There have been a few other alleged Israeli strikes in recent weeks. And those include “Two weeks ago, [when] an Israeli drone attack targeted a car carrying forces from Hezbollah in southern Syria along the border with Lebanon without causing casualties,” Reuters writes. “A few days later, Israel struck central Syria near the ancient city of Palmyra, in what regional intelligence sources said were Iranian-backed outposts and a command centre.” More here.
By the way: Germany only recently banned the Iran-backed Hezbollah militia from operating inside its borders. That formality came ahead of a police raid on an alleged Hezbollah-linked mosque Thursday. More to all that here.
Related: 90 percent of House lawmakers are worried about an arms embargo on Iran that’s set to expire in October. And today Reuters reports “In a rare show of bipartisanship, at least 382 of the 429 members of the Democratic-controlled House — Democrats and Republicans — have signed the letter to Secretary of State Mike Pompeo urging him to work with U.S. allies and partners to extend the embargo, as well as U.N. travel restrictions on Iranians involved with arms proliferation.”
What the hell is going on in Libya? It’s a country already hosting Turkish-backed and Russian mercenaries in various ways and places, UAE drones in the sky, and Egyptian support for a man some call a “rogue” general.
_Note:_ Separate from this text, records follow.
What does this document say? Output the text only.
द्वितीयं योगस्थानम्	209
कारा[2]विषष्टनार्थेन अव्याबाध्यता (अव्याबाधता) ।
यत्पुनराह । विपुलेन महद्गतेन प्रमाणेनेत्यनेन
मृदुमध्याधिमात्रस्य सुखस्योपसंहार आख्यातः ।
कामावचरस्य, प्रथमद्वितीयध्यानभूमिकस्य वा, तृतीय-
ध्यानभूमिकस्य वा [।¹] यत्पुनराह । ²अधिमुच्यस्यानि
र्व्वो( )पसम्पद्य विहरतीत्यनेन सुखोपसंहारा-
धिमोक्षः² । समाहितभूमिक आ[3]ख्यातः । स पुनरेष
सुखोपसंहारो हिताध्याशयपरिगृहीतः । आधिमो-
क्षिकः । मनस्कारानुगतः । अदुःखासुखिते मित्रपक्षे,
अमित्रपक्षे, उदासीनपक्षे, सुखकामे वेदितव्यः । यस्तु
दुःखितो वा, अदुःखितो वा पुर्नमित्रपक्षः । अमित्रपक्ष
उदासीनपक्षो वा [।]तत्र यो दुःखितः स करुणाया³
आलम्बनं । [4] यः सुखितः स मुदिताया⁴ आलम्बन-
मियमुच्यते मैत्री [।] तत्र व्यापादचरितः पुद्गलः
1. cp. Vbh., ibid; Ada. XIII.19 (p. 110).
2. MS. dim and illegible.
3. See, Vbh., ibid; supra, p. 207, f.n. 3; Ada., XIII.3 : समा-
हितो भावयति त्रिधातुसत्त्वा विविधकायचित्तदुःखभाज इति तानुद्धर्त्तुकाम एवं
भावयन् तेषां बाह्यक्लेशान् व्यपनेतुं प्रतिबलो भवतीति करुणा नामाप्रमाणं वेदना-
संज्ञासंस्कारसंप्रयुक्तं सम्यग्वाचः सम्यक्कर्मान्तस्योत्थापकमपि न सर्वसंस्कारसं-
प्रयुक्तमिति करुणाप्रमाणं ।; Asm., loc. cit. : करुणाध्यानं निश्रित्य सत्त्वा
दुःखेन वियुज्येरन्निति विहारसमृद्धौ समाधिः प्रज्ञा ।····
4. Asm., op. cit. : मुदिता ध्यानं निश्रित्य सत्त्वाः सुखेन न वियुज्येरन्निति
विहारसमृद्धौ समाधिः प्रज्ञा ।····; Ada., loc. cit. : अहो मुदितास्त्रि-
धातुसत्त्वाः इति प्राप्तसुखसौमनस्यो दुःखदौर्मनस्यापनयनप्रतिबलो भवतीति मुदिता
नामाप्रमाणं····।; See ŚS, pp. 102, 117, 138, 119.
Reuters reminds us “Turkey backs the GNA, Libya’s internationally recognised government, and has signed a military cooperation agreement to help it repel an Haftar’s offensive.”
Today, the UAE says it wants combatants to stop shooting and to commit to a UN-supervised political process — especially if that benefits UAE-backed antagonist, General Khalifa Haftar. However, Reuters reports from Dubai that “The UAE statement did not comment directly on Haftar’s declaration on Monday that his army would take power, ripping up a 2015 political agreement that has been the basis for all international peacemaking efforts.”
Turkey’s response to the UAE today: The Emiratis should “hide their two-faced politics” since it’s helping “putschists” in Libya. “The UAE’s actions disrupting international peace, security and stability not just in Libya, but all the region, including Yemen, Syria and Africa, are well known to the international community,” Turkish Foreign Ministry Spokesman Hami Aksoy. Which would suggest the calamity is still on more or less the same chaotic course it’s kept for several years now. Continue reading, here.
From the region: A bomb exploded inside an armored vehicle in northern Sinai, killing 10 Eygptian soldiers, Reuters reports from Cairo. You might recall “The military and police launched a major campaign against militant groups in 2018, focusing on the Sinai Peninsula as well as southern areas and the border with Libya.” Eyptian President Sisi at the time ordered his military to complete the job in three months; like the U.S. in Iraq, which dropped a few bombs on terrorist cave networks there just this week, the work is still ongoing.
Looking ahead to next week, COVID won’t stop the confirmation process. Next Thursday, socially distancing senators will hold in-person confirmation hearings for three senior defense jobs. The nominees are:
- Kenneth Braithwaite, current ambassador to Norway, to be Navy Secretary;
- Gen. Charles Q. Brown Jr., who currently commands Pacific Air Forces, to be Air Force Chief of Staff;
- and the current Assistant Defense Secretary for Strategy, Plans, and Capabilities, James Anderson, now formally up for a job he’s already “performing the duties of”: Under Secretary of Defense for Policy.
Have a safe weekend, everyone. And we’ll see you again on Monday!